Alterations in the microenvironment during spreading depression associated with epileptiform activity in the immature neocortex

Abstract Local changes in extracellular ion concentrations were measured with ion-sensitive microelectrodes in slices of mature (>40 days of age) or immature (16–30 days of age) rat neocortex maintained in vitro. Repetitive stimulation resulted in increases in extracellular potassium ([K + ] o ) to levels of 8.85 ± 2.1 mM in slices from adult animals and 12.77 ± 1.8 mM in slices from immature animals. During exposure to picrotoxin, maximum levels were 11.3 ± 2.6 and 14.8 ± 2.5 mM in the mature and immature groups, respectively. Picrotoxin (50 μM) induced spontaneous bursts of repetitive spiking, followed by a slow, negative field potential, associated with spreading depression (SD), in slices from immature animals. [K + ] o levels increased to 10.2 ± 3.9 mM during repetitive spike discharges and reached 30.3 ± 18.5 mM during SDs.
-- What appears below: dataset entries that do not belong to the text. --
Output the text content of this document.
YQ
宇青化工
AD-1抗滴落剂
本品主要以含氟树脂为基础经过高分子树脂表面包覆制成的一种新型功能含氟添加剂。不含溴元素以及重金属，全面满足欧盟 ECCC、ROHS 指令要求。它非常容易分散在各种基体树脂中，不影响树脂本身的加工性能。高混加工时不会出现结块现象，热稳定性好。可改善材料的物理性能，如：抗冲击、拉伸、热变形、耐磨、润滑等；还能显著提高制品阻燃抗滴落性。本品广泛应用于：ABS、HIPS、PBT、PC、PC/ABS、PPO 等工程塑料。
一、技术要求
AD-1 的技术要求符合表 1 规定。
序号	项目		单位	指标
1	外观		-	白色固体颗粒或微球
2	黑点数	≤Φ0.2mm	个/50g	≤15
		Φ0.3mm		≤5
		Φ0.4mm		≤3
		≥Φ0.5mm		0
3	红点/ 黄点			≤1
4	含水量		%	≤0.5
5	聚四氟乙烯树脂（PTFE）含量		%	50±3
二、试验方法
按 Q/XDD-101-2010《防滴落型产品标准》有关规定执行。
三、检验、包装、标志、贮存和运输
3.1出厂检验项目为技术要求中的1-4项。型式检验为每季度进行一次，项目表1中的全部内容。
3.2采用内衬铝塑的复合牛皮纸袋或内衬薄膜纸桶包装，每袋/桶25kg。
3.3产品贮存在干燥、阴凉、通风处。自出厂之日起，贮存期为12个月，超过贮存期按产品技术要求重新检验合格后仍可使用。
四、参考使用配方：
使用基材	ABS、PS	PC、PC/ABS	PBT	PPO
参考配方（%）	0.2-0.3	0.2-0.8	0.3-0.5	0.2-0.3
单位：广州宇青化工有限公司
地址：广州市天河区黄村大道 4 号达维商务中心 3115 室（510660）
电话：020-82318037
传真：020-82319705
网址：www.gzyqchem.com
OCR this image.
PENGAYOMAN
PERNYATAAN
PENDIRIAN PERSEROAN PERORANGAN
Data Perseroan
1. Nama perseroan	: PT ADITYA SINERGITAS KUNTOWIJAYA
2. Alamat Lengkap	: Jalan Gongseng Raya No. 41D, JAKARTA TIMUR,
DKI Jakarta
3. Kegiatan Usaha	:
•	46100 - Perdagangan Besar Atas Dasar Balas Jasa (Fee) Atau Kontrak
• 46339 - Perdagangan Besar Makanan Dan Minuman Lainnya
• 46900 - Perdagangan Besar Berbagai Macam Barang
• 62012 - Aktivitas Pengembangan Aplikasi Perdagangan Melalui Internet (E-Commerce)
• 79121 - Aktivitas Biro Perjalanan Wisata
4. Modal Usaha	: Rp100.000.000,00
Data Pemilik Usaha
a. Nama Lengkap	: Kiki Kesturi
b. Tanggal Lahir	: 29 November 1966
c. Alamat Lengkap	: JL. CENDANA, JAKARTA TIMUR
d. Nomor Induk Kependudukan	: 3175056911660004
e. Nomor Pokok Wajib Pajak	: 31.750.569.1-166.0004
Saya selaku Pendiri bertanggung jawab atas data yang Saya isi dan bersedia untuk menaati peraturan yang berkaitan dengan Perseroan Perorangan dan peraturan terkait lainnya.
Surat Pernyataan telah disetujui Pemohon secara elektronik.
Variations in the size of the extracellular space (ES) were examined during SD. The ES was found to reversibly decrease by 39 ± 4.5%. Clusters of repetitive spikes were associated with 0.1–0.2 mM decreases in [Ca 2+ ] o , whereas 1.12 ± 0.06 mM decreases were observed during SDs. Decreases in [Na + ] o and [Cl - o of 56 ± 10 mM and 41 ± 9 mM, respectively, were observed during SDs suggesting that a net transmembrane movement of water occurred during SDs. These results indicate that changes in [K + ] o associated with epileptiform activity in the immature nervous system are quantitatively different from those observed in the mature brain. These large increases in [K + ] o may contribute to the prolonged nature of epileptiform discharges in the developing nervous system.